For both new and old vehicles alike, brake squeal can be both a disturbing and annoying occurrence that can have owners panicking to find a remedy. Not just a cause of discomfort, brake squeal can be a sign of potential safety issues.
Shims, Clips and Pad Clearance
Most brake pads come with a set of shims that help to prevent the brake pads from rattling and vibrating, and help to keep the brake pads located in the caliper. While stainless steel shims can be quite resistant to moisture and corrosion, plain steel shims can decay over time and cause an increase in squeal during use. Often times, anti rattle clips if installed, may work themselves loose, and often times may not have even been reinstalled during the previous brake replacement. Installation without supplied shims, clips and lubricant can cause squealing even in brand new brake pads, and the easiest way to remedy such problems is to reinstall using all of the factory supplied materials. If no shims are available, consider applying a high temperature brake noise compound to the back of the brake pad.
Disc and Pad Condition
Hard spots or uneven areas in your disc brakes caused by wear can cause brake squeal, as can improperly broken-in brake pads. Discolored hard spots or cracks in the rotor itself can be cause for replacement, while glazed pads can sometimes be salvaged if caught early enough. If both the pads and discs show extensive signs of glazing, resurfacing of the discs and replacement of the pads may be required. Pad composition can also be a major contributor in brake noise. Semi-metallic brake pads with a high amount of metal content will squeal regardless of shims or rotor condition, so quieting your brakes in these cases will require switching to a pad with a lower percentage of metal content, or to a full organic pad. Increases in brake dust with organic pads may be worth the quieter braking.

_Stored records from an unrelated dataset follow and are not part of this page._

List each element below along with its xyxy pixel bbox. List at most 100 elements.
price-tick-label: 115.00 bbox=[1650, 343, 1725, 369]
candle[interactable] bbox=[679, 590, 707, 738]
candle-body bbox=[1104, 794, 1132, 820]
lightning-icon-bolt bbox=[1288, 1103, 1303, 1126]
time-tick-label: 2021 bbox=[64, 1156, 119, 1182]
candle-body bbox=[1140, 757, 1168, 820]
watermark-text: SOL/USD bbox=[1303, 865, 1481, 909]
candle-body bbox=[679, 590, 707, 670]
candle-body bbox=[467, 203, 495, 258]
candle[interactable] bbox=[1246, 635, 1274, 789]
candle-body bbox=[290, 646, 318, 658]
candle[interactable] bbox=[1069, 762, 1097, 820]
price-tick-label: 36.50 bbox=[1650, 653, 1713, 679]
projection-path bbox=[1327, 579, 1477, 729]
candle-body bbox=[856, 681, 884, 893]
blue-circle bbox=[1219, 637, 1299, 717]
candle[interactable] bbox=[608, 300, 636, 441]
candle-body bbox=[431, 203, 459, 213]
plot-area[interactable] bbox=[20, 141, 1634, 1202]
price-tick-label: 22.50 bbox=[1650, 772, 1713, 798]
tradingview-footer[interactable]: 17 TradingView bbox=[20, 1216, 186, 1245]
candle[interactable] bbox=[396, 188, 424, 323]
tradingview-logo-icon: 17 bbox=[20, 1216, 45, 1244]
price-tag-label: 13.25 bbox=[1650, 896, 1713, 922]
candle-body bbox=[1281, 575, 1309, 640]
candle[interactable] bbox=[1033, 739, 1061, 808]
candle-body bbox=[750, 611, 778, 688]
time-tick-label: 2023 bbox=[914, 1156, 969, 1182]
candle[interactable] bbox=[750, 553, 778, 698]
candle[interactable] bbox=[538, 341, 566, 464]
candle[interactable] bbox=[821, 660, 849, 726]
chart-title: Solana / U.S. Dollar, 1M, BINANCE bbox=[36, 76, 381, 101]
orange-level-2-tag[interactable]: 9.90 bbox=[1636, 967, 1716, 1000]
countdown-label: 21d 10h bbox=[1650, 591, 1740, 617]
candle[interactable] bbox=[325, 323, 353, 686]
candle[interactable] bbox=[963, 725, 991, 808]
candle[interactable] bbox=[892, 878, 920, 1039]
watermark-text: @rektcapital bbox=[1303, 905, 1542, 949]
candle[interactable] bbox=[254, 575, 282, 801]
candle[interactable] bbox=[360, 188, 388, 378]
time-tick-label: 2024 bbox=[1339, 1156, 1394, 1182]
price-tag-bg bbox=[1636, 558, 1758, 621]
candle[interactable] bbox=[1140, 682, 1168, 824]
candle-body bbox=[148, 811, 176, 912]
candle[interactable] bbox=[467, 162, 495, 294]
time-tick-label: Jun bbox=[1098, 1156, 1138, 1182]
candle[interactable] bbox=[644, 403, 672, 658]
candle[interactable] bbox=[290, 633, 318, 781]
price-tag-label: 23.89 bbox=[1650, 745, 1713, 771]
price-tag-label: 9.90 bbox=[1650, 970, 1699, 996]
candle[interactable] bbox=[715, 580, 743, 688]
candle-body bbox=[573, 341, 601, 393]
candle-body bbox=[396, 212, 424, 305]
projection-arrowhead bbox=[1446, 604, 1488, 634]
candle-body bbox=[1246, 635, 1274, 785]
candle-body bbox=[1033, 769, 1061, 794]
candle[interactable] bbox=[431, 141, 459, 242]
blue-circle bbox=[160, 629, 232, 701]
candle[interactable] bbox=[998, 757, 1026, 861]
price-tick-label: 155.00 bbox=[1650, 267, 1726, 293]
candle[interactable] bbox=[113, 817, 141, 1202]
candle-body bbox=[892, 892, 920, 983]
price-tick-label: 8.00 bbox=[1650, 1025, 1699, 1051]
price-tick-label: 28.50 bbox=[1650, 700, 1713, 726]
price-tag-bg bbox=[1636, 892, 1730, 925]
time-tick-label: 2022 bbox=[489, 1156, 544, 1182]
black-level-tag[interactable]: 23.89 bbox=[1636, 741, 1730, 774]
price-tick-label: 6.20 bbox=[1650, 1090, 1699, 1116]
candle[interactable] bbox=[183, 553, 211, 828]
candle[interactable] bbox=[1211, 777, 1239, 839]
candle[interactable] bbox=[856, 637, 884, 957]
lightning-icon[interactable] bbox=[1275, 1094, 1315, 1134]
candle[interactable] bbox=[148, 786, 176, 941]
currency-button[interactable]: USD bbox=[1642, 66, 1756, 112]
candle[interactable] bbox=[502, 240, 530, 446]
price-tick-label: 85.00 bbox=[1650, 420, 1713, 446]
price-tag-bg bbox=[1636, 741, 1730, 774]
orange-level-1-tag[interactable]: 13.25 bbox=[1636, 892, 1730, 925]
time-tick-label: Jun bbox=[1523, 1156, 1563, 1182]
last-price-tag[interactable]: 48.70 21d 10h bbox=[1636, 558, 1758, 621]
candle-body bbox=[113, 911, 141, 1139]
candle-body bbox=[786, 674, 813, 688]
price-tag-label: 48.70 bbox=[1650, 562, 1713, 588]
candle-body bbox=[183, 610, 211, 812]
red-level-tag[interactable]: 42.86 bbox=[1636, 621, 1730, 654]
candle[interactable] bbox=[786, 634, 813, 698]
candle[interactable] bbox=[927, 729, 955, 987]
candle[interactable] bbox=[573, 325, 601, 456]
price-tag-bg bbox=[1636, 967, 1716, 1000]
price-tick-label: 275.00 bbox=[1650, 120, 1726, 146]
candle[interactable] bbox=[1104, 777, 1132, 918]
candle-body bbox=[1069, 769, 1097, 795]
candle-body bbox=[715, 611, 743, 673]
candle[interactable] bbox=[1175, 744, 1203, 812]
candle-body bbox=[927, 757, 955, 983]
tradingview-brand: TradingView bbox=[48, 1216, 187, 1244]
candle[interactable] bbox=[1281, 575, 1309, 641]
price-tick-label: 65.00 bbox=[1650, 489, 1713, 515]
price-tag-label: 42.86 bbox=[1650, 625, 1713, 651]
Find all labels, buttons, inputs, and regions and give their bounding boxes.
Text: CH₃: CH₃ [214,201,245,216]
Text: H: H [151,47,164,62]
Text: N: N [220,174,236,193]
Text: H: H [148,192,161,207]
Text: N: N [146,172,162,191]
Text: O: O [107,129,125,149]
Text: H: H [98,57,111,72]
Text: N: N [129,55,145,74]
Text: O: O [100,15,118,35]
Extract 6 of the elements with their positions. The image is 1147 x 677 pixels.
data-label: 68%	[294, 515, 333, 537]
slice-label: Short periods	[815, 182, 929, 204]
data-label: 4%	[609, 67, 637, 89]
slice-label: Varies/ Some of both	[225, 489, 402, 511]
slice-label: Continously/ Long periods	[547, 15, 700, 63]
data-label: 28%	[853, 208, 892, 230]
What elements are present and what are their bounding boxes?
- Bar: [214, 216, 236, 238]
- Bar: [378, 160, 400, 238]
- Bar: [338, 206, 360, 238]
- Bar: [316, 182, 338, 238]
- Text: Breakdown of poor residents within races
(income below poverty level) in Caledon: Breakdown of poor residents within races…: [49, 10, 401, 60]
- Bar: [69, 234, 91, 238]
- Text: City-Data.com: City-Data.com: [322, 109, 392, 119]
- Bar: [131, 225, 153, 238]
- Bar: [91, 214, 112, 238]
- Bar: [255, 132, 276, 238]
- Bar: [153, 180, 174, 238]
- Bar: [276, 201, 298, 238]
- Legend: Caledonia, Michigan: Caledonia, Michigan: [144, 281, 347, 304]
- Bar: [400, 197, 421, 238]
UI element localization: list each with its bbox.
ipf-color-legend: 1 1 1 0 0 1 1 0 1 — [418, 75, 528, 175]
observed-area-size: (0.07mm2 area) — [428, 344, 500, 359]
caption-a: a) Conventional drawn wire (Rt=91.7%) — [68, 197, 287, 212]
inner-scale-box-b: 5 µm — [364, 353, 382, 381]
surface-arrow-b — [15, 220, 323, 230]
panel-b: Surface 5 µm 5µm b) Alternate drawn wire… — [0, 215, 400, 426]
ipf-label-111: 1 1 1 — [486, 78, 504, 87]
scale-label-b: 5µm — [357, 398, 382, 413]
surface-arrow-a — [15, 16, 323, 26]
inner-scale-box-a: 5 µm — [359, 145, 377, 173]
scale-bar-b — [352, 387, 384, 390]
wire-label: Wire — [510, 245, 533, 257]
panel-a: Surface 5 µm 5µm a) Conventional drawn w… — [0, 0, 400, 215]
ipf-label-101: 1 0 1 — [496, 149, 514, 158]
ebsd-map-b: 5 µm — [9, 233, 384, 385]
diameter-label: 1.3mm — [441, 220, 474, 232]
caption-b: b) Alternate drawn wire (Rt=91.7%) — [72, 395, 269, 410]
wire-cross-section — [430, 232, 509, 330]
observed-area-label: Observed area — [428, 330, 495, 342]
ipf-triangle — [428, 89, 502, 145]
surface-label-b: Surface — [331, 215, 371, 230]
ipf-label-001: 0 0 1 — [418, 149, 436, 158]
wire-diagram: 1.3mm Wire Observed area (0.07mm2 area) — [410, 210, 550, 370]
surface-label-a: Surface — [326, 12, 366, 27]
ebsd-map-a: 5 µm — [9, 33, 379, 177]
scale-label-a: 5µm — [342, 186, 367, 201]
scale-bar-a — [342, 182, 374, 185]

If you have recently had your brake rotors refinished and have been plagued by brake squeal, your brake finish may be to blame. Refinishing done on a lathe with dull bits, or on a unit that is set to turn at too high a speed can result in an overly rough finish, and vastly increased chances for noise.
Worn Brake Pads
Sometimes the cause for brake squeal is simply the indicator tab on your brake pads. As brake pads wear down, an indicator tab becomes revealed, causing a squealing sound when the brake pedal is depressed. The simple fix for this cause of brake squeal is simply replacing your worn brake pads.
New vehicles come with brakes that are generally designed to operate as quietly as possible, so when brake noises appear, it can be a surprising and disturbing development for owners. While many causes can stem from the simple wear of brake components, they should always be inspected to insure that there are no potentially dangerous brake problems such as friction material de-lamination or cracked brake rotors present. If none of these problems are present, refinishing your rotors, and making sure all shims and lubricants are used can quiet down that annoying squal and restore braking confidence.